Last month, we reported on the possibility of the Republican-controlled Texas Legislature bringing big changes to the state’s health and human services infrastructure. Now, it looks like those changes will be moving forward.
For those who may not remember, this year the Texas Health and Human Services Commission (HHSC) is up for review by the Sunset Advisory Commission for the first time in 12 years. The Sunset Commission is a legislative agency that reviews other state agencies and determines whether they should continue, and also makes general recommendations for improving their operations. The last time HHSC was under review in 2003, it was consolidated from 12 agencies down to 5. This year, the Sunset Commission has recommended consolidating those 5 agencies down to 1.
The Sunset Commission’s recommendations are released in a public report, which then goes before a legislative panel, comprised of 5 senators, 5 representatives, and 2 members of the public. The current panel is heavily Republican, reflecting the composition of the current Legislature, with 7 Republicans and only 3 Democrats.
On Wednesday, the Sunset Commission voted unanimously to approve the recommendation to consolidate the 5 HHSC agencies into one “mega-agency.” As the Texas Tribune reported, in accordance with Sunset’s recommendations, the new agency would have 7 divisions:
- – Medical and social services
– State institutions and facilities
– Family and protective services
– Public health services
– Regulatory services
– Centralized services
– Inspector general
At the hearing on Wednesday, Senator Jane Nelson (R-Flower Mound), who co-chairs the Sunset Commission, said that she believes the consolidation is a promising step forward, stating that, “This reorganization … will better serve our most vulnerable citizens and will create one front door for Texans who are seeking services.”
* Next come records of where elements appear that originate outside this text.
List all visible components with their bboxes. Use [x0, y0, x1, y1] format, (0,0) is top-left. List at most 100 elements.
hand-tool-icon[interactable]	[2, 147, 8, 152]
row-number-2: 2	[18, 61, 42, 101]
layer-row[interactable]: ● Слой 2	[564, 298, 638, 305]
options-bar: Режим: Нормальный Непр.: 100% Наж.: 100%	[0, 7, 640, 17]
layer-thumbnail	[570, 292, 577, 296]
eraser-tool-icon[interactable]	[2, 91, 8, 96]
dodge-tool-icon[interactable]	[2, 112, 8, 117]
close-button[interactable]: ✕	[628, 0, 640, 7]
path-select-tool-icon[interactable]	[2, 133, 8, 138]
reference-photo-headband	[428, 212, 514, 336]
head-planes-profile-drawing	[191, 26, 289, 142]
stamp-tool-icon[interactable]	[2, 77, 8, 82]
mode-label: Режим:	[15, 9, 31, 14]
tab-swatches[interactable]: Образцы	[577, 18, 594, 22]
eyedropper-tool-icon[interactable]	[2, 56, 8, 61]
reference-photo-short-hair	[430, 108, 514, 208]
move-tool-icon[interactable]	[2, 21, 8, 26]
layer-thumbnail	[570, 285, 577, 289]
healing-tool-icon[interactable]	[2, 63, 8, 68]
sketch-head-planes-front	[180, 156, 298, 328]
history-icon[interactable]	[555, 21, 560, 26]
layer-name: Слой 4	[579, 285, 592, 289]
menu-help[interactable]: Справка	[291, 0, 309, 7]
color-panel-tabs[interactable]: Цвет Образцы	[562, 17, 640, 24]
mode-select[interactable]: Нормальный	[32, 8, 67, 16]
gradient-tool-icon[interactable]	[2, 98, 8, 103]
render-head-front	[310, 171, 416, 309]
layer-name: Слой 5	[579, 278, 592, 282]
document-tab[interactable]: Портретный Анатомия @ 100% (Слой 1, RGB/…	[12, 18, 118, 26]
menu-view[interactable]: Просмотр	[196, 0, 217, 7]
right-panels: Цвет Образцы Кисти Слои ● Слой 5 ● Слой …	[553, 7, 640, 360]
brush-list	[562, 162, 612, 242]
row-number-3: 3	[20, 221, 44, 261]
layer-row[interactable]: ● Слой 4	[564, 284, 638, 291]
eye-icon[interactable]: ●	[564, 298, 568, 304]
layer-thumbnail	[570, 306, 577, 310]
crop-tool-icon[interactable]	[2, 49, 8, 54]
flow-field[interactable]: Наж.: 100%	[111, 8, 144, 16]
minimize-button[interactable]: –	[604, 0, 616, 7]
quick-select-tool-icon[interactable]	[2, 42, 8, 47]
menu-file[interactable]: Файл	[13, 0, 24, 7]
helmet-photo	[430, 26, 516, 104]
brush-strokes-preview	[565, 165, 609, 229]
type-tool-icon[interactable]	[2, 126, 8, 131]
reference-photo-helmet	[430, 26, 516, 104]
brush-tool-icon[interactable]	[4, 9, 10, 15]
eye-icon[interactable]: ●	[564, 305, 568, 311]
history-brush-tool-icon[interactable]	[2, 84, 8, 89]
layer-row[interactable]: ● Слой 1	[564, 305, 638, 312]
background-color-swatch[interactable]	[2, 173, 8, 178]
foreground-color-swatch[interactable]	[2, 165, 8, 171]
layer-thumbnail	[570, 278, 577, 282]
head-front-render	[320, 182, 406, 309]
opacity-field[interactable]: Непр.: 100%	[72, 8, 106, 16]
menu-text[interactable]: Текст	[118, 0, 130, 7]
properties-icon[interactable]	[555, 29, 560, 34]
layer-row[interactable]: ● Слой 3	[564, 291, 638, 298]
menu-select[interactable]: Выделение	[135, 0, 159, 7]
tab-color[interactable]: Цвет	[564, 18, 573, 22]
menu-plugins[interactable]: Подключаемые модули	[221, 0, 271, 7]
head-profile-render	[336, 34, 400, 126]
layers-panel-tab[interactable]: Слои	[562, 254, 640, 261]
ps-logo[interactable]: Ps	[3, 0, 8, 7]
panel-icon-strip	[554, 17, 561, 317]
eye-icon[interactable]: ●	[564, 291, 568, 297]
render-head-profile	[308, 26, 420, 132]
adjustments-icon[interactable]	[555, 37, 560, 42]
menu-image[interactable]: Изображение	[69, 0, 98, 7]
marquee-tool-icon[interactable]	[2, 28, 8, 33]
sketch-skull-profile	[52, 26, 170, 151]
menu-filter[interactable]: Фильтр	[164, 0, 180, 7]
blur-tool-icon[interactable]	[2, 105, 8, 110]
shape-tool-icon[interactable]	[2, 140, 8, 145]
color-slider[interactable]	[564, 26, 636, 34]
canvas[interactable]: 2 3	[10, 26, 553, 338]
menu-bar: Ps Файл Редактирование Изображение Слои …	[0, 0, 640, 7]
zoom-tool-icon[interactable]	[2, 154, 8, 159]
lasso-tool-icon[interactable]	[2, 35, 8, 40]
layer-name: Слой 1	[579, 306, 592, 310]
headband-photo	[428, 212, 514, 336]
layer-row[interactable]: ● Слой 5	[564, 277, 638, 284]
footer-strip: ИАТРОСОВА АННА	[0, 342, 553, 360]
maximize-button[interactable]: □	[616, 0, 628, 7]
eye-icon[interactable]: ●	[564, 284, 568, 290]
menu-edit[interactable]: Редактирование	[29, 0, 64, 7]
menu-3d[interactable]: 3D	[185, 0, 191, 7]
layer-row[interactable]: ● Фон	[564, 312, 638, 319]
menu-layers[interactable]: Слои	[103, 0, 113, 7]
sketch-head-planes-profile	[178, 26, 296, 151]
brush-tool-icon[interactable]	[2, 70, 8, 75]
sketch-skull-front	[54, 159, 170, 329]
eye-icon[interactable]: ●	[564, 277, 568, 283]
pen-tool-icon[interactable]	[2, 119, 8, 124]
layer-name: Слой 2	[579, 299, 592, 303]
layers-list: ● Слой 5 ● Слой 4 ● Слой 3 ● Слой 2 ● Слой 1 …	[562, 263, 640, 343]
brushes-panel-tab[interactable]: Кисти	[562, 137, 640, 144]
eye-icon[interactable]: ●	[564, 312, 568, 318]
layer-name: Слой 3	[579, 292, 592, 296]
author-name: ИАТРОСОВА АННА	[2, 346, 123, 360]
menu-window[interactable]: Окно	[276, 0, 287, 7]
Senator Charles Schwertner, R-Georgetown, who chairs the Senate Committee on Health and Human Services, noted, “This consolidation does present a monumental change to the delivery of health care services in the state.” He also acknowledged that the transition would not be easy, but nonetheless supported it moving forward.
Advocates for the vulnerable populations most affected by consolidating HHSC were not so enthusiastic, however. Eileen Garcia, CEO of the advocacy group Texans Care for Children expressed disappointment at the Sunset Commission’s actions. In a statement, she pointed out, “Asking officials to spend their time building a new bureaucratic system will distract them from delivering basic services to families and implementing Sunset’s other recommendations to improve efficiency.”
Other advocates have noted that a mega-agency would be “unwieldy,” and would make it more difficult to dedicate time to the populations who need it.
These stakeholders are doing their best to have a say in the process as it moves forward, but the consolidation of HHSC nonetheless has the possibility for drastic consequences. The next step is for these recommendations to go before the full Legislature, putting the future of Texas’s social safety net in the hands of one of the most conservative Legislatures in decades. Conservative Texas legislators do not exactly have the best track record when it comes to protecting social safety net programs, and it is unlikely that things like women’s health, mental health, and Medicaid will come out of the session unscathed. The HHSC review gives the newly-elected Tea Party legislators the perfect opportunity to slash government programs, and it’s likely that they’ll make the most of it.
Members of the public do have the opportunity to have a say in the process. The Sunset Commission is accepting written comments until December 15.
If the Legislature approves consolidating HHSC, the health commissioner would be required to submit a plan for the transition by December 2015. It remains to be seen how the future of HHSC will unfold, but in as little as a year from now, Texans could be facing an entirely new health and human services landscape.